SAN FRANCISCO (Northern California Record) – An Indiana-based insurance company won't have to cover a Los Angeles Lakers' settlement of a Telephone Consumer Protection Act class action following a U.S. Ninth Circuit Court of Appeals decision that the lawsuit was excepted in the team's policy.
The exception was written into the Lakers' Federal Insurance Company policy for invasion of privacy claims, Ninth Circuit Court Judge N. Randy Smith wrote in the court's majority opinion handed down Aug. 23. "It is evident from the plain language of the insurance contract that the parties intended to exclude all invasion of privacy claims," Smith wrote.
"We recognize that exclusionary clauses are to be construed against the insurer; but here we must reconcile this rule with our canon of giving effect to the intent of the parties in light of a clause that broadly excludes coverage for any claim originating from, incident to, or having any connection with, invasion of privacy."
In the 3-2 decision, the Ninth Circuit affirmed a lower court ruling that the insurance company of the Lakers' directors and officers does not have to cover settlement of a 2012 class action lawsuit alleging the team violated the TCPA.
The Lakers appealed the lower court's ruling to the Ninth Circuit, which heard oral arguments in the case in February, that FIC didn't have to cover settlement of the text spam class action. In that class action, a fan accused the Lakers of violating the TCPA by sending allegedly unsolicited texts.
Dissenting in the appeals court decision, Judge Richard Tallman countered that TCPA allegations aren't automatically privacy claims and that the class action's initial plaintiff sought relief based only on a technical TCPA violation, not invasion of privacy.
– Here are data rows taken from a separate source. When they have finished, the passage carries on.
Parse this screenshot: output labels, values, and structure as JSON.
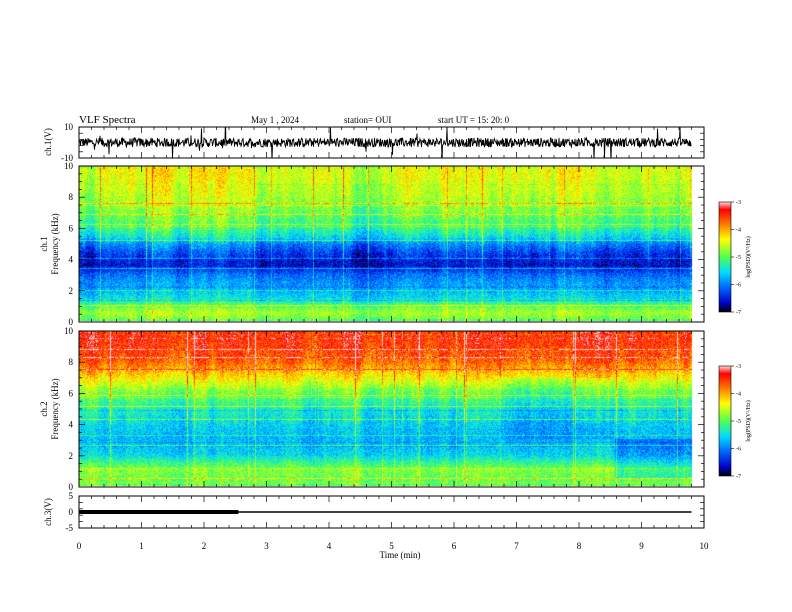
{
  "header": {
    "title": "VLF Spectra",
    "date": "May 1 , 2024",
    "station": "station= OUI",
    "start": "start  UT =   15: 20: 0"
  },
  "colors": {
    "colormap": [
      "#000000",
      "#0000c8",
      "#0064ff",
      "#00dcff",
      "#50ff50",
      "#ffff00",
      "#ff6400",
      "#ff0000"
    ],
    "trace": "#000000"
  },
  "chart_data": [
    {
      "type": "line",
      "panel": "ch1-waveform",
      "ylabel": "ch.1(V)",
      "ylim": [
        -10,
        10
      ],
      "yticks": [
        "10",
        "-10"
      ],
      "series": [
        {
          "values_note": "broadband noise around 0 V",
          "level": 0
        }
      ]
    },
    {
      "type": "heatmap",
      "panel": "ch1-spectrogram",
      "ylabel_line1": "ch.1",
      "ylabel_line2": "Frequency  (kHz)",
      "ylim": [
        0,
        10
      ],
      "yticks": [
        "0",
        "2",
        "4",
        "6",
        "8",
        "10"
      ],
      "colorbar": {
        "label": "log(PSD)(V²/Hz)",
        "range": [
          -7,
          -3
        ],
        "ticks": [
          "-3",
          "-4",
          "-5",
          "-6",
          "-7"
        ]
      },
      "level_profile": [
        {
          "f_khz": 0.0,
          "level": 0.5
        },
        {
          "f_khz": 0.5,
          "level": 0.58
        },
        {
          "f_khz": 1.0,
          "level": 0.48
        },
        {
          "f_khz": 1.5,
          "level": 0.36
        },
        {
          "f_khz": 2.0,
          "level": 0.3
        },
        {
          "f_khz": 2.5,
          "level": 0.27
        },
        {
          "f_khz": 3.0,
          "level": 0.22
        },
        {
          "f_khz": 3.5,
          "level": 0.1
        },
        {
          "f_khz": 4.0,
          "level": 0.12
        },
        {
          "f_khz": 4.5,
          "level": 0.18
        },
        {
          "f_khz": 5.0,
          "level": 0.26
        },
        {
          "f_khz": 5.5,
          "level": 0.38
        },
        {
          "f_khz": 6.0,
          "level": 0.45
        },
        {
          "f_khz": 7.0,
          "level": 0.52
        },
        {
          "f_khz": 8.0,
          "level": 0.58
        },
        {
          "f_khz": 9.0,
          "level": 0.62
        },
        {
          "f_khz": 10.0,
          "level": 0.64
        }
      ]
    },
    {
      "type": "heatmap",
      "panel": "ch2-spectrogram",
      "ylabel_line1": "ch.2",
      "ylabel_line2": "Frequency  (kHz)",
      "ylim": [
        0,
        10
      ],
      "yticks": [
        "0",
        "2",
        "4",
        "6",
        "8",
        "10"
      ],
      "colorbar": {
        "label": "log(PSD)(V²/Hz)",
        "range": [
          -7,
          -3
        ],
        "ticks": [
          "-3",
          "-4",
          "-5",
          "-6",
          "-7"
        ]
      },
      "level_profile": [
        {
          "f_khz": 0.0,
          "level": 0.52
        },
        {
          "f_khz": 0.5,
          "level": 0.52
        },
        {
          "f_khz": 1.0,
          "level": 0.55
        },
        {
          "f_khz": 1.5,
          "level": 0.46
        },
        {
          "f_khz": 2.0,
          "level": 0.36
        },
        {
          "f_khz": 3.0,
          "level": 0.32
        },
        {
          "f_khz": 4.0,
          "level": 0.36
        },
        {
          "f_khz": 5.0,
          "level": 0.42
        },
        {
          "f_khz": 6.0,
          "level": 0.52
        },
        {
          "f_khz": 7.0,
          "level": 0.68
        },
        {
          "f_khz": 8.0,
          "level": 0.82
        },
        {
          "f_khz": 9.0,
          "level": 0.88
        },
        {
          "f_khz": 10.0,
          "level": 0.9
        }
      ]
    },
    {
      "type": "line",
      "panel": "ch3-line",
      "ylabel": "ch.3(V)",
      "ylim": [
        -5,
        5
      ],
      "yticks": [
        "5",
        "0",
        "-5"
      ],
      "series": [
        {
          "segment": "thick",
          "x": [
            0,
            2.55
          ],
          "y": [
            0,
            0
          ]
        },
        {
          "segment": "thin",
          "x": [
            2.55,
            9.8
          ],
          "y": [
            0,
            0
          ]
        }
      ]
    }
  ],
  "xaxis": {
    "label": "Time  (min)",
    "range": [
      0,
      10
    ],
    "ticks": [
      "0",
      "1",
      "2",
      "3",
      "4",
      "5",
      "6",
      "7",
      "8",
      "9",
      "10"
    ]
  }
}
"When a cause of action is defined by specific and unambiguous statutory elements, there is no need to redefine or restrict that cause of action based on the underlying purpose that motivated its enactment," Tallman wrote in his dissent. "In its decision the court errs by rejecting the statutory elements chosen by Congress and redefining a TCPA claim as a narrowly restricted privacy claim."
The case has been closely watched because observers said it could change how insurers pay off - or don't - on directors and officers policies under the TCPA.
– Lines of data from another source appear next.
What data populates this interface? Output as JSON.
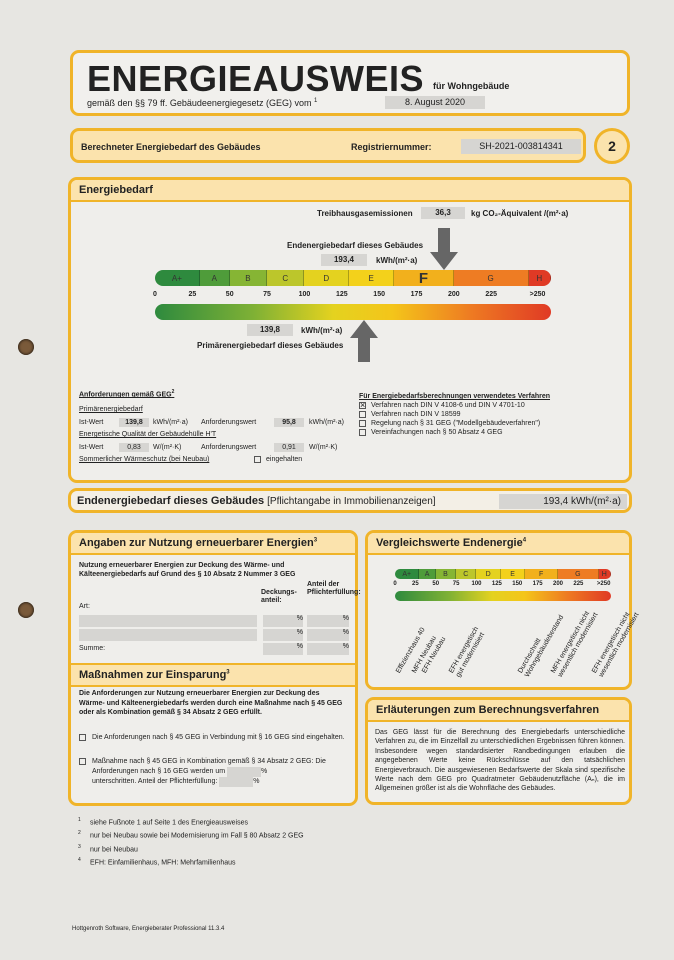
{
  "header": {
    "title": "ENERGIEAUSWEIS",
    "subtitle_right": "für Wohngebäude",
    "law_line": "gemäß den §§ 79 ff. Gebäudeenergiegesetz (GEG) vom",
    "law_sup": "1",
    "date": "8. August 2020"
  },
  "band": {
    "title": "Berechneter Energiebedarf des Gebäudes",
    "reg_label": "Registriernummer:",
    "reg_value": "SH-2021-003814341",
    "page": "2"
  },
  "energy": {
    "title": "Energiebedarf",
    "ghg_label": "Treibhausgasemissionen",
    "ghg_value": "36,3",
    "ghg_unit": "kg CO₂-Äquivalent /(m²·a)",
    "end_label": "Endenergiebedarf dieses Gebäudes",
    "end_value": "193,4",
    "end_value_num": 193.4,
    "unit": "kWh/(m²·a)",
    "primary_value": "139,8",
    "primary_value_num": 139.8,
    "primary_label": "Primärenergiebedarf dieses Gebäudes",
    "classes": [
      {
        "label": "A+",
        "from": 0,
        "to": 30,
        "color": "#2e8a3e"
      },
      {
        "label": "A",
        "from": 30,
        "to": 50,
        "color": "#4f9c3a"
      },
      {
        "label": "B",
        "from": 50,
        "to": 75,
        "color": "#86b534"
      },
      {
        "label": "C",
        "from": 75,
        "to": 100,
        "color": "#bcc62b"
      },
      {
        "label": "D",
        "from": 100,
        "to": 130,
        "color": "#e4d21f"
      },
      {
        "label": "E",
        "from": 130,
        "to": 160,
        "color": "#f3d11b"
      },
      {
        "label": "F",
        "from": 160,
        "to": 200,
        "color": "#f2b01c"
      },
      {
        "label": "G",
        "from": 200,
        "to": 250,
        "color": "#ee7c23"
      },
      {
        "label": "H",
        "from": 250,
        "to": 265,
        "color": "#e03a25"
      }
    ],
    "active_class": "F",
    "ticks": [
      {
        "v": 0,
        "t": "0"
      },
      {
        "v": 25,
        "t": "25"
      },
      {
        "v": 50,
        "t": "50"
      },
      {
        "v": 75,
        "t": "75"
      },
      {
        "v": 100,
        "t": "100"
      },
      {
        "v": 125,
        "t": "125"
      },
      {
        "v": 150,
        "t": "150"
      },
      {
        "v": 175,
        "t": "175"
      },
      {
        "v": 200,
        "t": "200"
      },
      {
        "v": 225,
        "t": "225"
      },
      {
        "v": 256,
        "t": ">250"
      }
    ]
  },
  "requirements": {
    "title": "Anforderungen gemäß GEG",
    "title_sup": "2",
    "primary_heading": "Primärenergiebedarf",
    "ist": "Ist-Wert",
    "ist_primary": "139,8",
    "unit_primary": "kWh/(m²·a)",
    "anf": "Anforderungswert",
    "anf_primary": "95,8",
    "envelope_heading": "Energetische Qualität der Gebäudehülle H'T",
    "ist_env": "0,83",
    "unit_env": "W/(m²·K)",
    "anf_env": "0,91",
    "summer": "Sommerlicher Wärmeschutz (bei Neubau)",
    "kept": "eingehalten"
  },
  "methods": {
    "title": "Für Energiebedarfsberechnungen verwendetes Verfahren",
    "items": [
      {
        "label": "Verfahren nach DIN V 4108-6 und DIN V 4701-10",
        "checked": true
      },
      {
        "label": "Verfahren nach DIN V 18599",
        "checked": false
      },
      {
        "label": "Regelung nach § 31 GEG (\"Modellgebäudeverfahren\")",
        "checked": false
      },
      {
        "label": "Vereinfachungen nach § 50 Absatz 4 GEG",
        "checked": false
      }
    ]
  },
  "end_row": {
    "label": "Endenergiebedarf dieses Gebäudes",
    "note": "[Pflichtangabe in Immobilienanzeigen]",
    "value": "193,4 kWh/(m²·a)"
  },
  "renewable": {
    "title": "Angaben zur Nutzung erneuerbarer Energien",
    "sup": "3",
    "intro": "Nutzung erneuerbarer Energien zur Deckung des Wärme- und Kälteenergiebedarfs auf Grund des § 10 Absatz 2 Nummer 3 GEG",
    "col_art": "Art:",
    "col_share": "Deckungs-anteil:",
    "col_duty": "Anteil der Pflichterfüllung:",
    "pct": "%",
    "sum": "Summe:"
  },
  "savings": {
    "title": "Maßnahmen zur Einsparung",
    "sup": "3",
    "intro": "Die Anforderungen zur Nutzung erneuerbarer Energien zur Deckung des Wärme- und Kälteenergiebedarfs werden durch eine Maßnahme nach § 45 GEG oder als Kombination gemäß § 34 Absatz 2 GEG erfüllt.",
    "opt1": "Die Anforderungen nach § 45 GEG in Verbindung mit § 16 GEG sind eingehalten.",
    "opt2a": "Maßnahme nach § 45 GEG in Kombination gemäß § 34 Absatz 2 GEG: Die Anforderungen nach § 16 GEG werden um",
    "opt2b": "unterschritten. Anteil der Pflichterfüllung:",
    "pct": "%"
  },
  "comparison": {
    "title": "Vergleichswerte Endenergie",
    "sup": "4",
    "refs": [
      {
        "v": 10,
        "t": "Effizienzhaus 40"
      },
      {
        "v": 30,
        "t": "MFH Neubau"
      },
      {
        "v": 42,
        "t": "EFH Neubau"
      },
      {
        "v": 75,
        "t": "EFH energetisch\ngut modernisiert"
      },
      {
        "v": 160,
        "t": "Durchschnitt\nWohngebäudebestand"
      },
      {
        "v": 200,
        "t": "MFH energetisch nicht\nwesentlich modernisiert"
      },
      {
        "v": 250,
        "t": "EFH energetisch nicht\nwesentlich modernisiert"
      }
    ]
  },
  "explanation": {
    "title": "Erläuterungen zum Berechnungsverfahren",
    "text": "Das GEG lässt für die Berechnung des Energiebedarfs unterschiedliche Verfahren zu, die im Einzelfall zu unterschiedlichen Ergebnissen führen können. Insbesondere wegen standardisierter Randbedingungen erlauben die angegebenen Werte keine Rückschlüsse auf den tatsächlichen Energieverbrauch. Die ausgewiesenen Bedarfswerte der Skala sind spezifische Werte nach dem GEG pro Quadratmeter Gebäudenutzfläche (Aₙ), die im Allgemeinen größer ist als die Wohnfläche des Gebäudes."
  },
  "footnotes": [
    {
      "n": "1",
      "t": "siehe Fußnote 1 auf Seite 1 des Energieausweises"
    },
    {
      "n": "2",
      "t": "nur bei Neubau sowie bei Modernisierung im Fall § 80 Absatz 2 GEG"
    },
    {
      "n": "3",
      "t": "nur bei Neubau"
    },
    {
      "n": "4",
      "t": "EFH: Einfamilienhaus, MFH: Mehrfamilienhaus"
    }
  ],
  "software": "Hottgenroth Software, Energieberater Professional 11.3.4"
}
The plaintiff in the class action, David Emanuel, said the Lakers violated the TCPA by sending unsolicited text messages to him and other members of the class following an Oct. 13, 2012, game during which fans were encouraged to text messages to a certain number. A U.S. District Court judge dismissed Emanuel's case in April 2013, ruling Emanuel had implicitly consented to receiving a follow-up text once he sent his original message.
Emanuel appealed to the Ninth Circuit as social media companies Twitter and Path lined up behind the Lakers with an amicas brief saying a cottage industry of TCPA plaintiffs’ attorneys had transformed "a statute intended to curb vexatious telemarketing" into a "vehicle for vexatious lawsuits".
Emanuel told the court the following January that he and the Lakers had reached a settlement.
The following September, the Lakers sued Federal Insurance Company for refusing to defend or indemnify the team in the class action litigation under the team's directors and officers policy.